The US Navy has awarded a $2.4 billion contract to Boeing for 16 additional P-8A Poseidon anti-submarine patrol aircraft, bringing to 53 the number of the type on order for the service.
Boeing has already delivered 13 P-8As to the USN, which in December 2013 deployed its first Poseidon patrol squadron at Kadena air base in Japan.
The navy intends to purchase 117 P-8As, which are based on Boeing’s Next Generation 737-800, through fiscal year 2019.
Initial Poseidons have small-area anti-submarine warfare (ASW) systems similar to those carried by earlier versions of the navy’s Lockheed P-3C Orion, which the P-8As are replacing, according to a 2013 programme report from the Department of Defense’s office of operational test and evaluation.
The Poseidon’s radar and other sensors also make it effective in unarmed anti-surface warfare missions, says the report.

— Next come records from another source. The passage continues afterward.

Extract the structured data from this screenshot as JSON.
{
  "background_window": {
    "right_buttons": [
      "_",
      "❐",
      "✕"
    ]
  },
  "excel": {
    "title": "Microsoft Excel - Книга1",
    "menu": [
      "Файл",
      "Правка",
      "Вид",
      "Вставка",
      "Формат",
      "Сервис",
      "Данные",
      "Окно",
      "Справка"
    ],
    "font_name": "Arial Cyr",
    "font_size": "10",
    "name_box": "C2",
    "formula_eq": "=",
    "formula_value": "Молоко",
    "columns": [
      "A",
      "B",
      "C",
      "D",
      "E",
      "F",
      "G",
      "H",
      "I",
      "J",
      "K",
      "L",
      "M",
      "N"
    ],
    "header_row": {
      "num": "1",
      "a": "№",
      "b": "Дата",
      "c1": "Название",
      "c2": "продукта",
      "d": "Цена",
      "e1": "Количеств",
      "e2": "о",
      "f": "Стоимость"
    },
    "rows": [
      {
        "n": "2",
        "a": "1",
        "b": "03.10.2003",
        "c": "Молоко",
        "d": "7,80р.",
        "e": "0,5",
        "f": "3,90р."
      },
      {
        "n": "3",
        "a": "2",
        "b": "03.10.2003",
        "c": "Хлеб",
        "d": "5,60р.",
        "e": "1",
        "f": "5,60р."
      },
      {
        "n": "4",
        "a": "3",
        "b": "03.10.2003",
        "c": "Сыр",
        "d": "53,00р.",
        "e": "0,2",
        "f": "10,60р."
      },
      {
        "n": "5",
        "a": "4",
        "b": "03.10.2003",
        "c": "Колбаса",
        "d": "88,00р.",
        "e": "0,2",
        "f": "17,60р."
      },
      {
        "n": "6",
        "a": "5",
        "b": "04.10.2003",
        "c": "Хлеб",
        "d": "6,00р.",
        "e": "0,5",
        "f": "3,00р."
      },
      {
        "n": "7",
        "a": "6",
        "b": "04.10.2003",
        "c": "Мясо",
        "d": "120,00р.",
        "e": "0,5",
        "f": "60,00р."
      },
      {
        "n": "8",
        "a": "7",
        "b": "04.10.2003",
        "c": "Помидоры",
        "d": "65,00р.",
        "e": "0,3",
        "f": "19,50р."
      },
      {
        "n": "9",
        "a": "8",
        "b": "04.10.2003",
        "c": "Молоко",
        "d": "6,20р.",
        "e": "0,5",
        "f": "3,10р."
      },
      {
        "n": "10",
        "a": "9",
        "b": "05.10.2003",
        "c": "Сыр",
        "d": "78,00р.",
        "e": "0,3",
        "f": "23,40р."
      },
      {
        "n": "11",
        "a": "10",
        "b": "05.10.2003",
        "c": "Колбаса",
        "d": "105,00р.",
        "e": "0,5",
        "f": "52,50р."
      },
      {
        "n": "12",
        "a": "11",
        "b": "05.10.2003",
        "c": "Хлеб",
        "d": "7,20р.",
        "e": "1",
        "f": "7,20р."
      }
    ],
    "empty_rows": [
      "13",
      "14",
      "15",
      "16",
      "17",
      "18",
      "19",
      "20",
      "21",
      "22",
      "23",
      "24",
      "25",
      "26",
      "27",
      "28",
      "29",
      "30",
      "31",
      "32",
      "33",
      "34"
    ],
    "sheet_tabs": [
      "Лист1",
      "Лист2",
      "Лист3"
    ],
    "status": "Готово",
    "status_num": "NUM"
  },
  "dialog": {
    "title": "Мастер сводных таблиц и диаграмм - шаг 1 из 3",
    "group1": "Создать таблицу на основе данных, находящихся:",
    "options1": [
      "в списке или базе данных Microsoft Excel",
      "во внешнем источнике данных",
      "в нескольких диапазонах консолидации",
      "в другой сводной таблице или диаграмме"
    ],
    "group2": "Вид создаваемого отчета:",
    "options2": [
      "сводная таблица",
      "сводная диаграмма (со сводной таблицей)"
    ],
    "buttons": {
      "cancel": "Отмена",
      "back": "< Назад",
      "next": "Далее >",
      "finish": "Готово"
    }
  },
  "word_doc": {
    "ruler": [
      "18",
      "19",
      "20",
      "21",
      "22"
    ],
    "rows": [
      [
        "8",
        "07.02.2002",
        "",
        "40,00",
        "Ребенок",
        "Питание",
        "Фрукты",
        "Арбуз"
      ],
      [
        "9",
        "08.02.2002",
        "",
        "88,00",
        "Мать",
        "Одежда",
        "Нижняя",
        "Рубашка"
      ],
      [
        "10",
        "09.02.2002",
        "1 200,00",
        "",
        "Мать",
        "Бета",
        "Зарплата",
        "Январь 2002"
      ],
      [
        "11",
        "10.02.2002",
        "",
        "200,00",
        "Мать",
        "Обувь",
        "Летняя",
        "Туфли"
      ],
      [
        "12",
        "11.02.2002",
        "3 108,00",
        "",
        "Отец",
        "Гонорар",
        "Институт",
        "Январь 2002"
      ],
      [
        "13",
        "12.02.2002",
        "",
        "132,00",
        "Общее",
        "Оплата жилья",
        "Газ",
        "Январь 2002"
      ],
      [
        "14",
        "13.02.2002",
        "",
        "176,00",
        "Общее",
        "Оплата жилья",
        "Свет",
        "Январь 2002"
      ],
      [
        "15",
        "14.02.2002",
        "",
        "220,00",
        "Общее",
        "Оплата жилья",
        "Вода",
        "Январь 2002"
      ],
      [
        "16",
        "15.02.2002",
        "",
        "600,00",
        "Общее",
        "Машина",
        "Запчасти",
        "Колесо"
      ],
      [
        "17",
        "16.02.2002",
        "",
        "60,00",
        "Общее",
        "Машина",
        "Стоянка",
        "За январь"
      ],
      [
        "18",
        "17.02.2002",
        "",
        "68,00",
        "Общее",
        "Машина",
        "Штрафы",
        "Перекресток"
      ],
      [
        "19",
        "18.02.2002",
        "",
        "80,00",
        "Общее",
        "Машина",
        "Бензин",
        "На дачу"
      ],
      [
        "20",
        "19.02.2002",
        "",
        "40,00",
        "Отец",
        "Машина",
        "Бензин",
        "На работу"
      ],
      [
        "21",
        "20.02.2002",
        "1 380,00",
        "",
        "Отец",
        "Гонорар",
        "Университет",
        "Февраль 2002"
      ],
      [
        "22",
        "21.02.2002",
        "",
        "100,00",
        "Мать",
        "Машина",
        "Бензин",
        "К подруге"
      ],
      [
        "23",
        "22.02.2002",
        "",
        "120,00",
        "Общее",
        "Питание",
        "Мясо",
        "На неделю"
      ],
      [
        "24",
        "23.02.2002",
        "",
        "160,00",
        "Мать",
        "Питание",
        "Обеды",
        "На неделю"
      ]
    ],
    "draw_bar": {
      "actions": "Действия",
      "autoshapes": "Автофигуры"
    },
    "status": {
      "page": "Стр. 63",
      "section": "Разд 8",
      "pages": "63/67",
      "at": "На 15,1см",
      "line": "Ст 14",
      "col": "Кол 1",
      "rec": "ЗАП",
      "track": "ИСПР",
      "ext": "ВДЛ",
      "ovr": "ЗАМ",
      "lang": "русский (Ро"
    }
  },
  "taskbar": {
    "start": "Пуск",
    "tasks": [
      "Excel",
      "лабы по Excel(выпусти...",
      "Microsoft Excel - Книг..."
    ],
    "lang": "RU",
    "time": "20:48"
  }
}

Those systems allow it to detect and classify surface targets in all types of weather at short- to medium-range, and to detect and classify larger targets at long range.
However, initial P-8As do not have the broad-area ASW acoustic search systems that have since been added as upgrades to P-3Cs, says the report.
In addition, the Poseidon’s non-acoustic search abilities “are also very limited for evasive targets attempting to limit exposure to detection by radar or other sensors,” it adds.
The upgraded systems will be incorporated into future P-8As beginning in 2015.
Still, Poseidon offers a “significant improvement in system reliability, maintainability and availability compared to the legacy P-3C aircraft,” says the report.
The aircraft also has greater speed, payload and range, with a mission radius of 1,250nm (2,315km).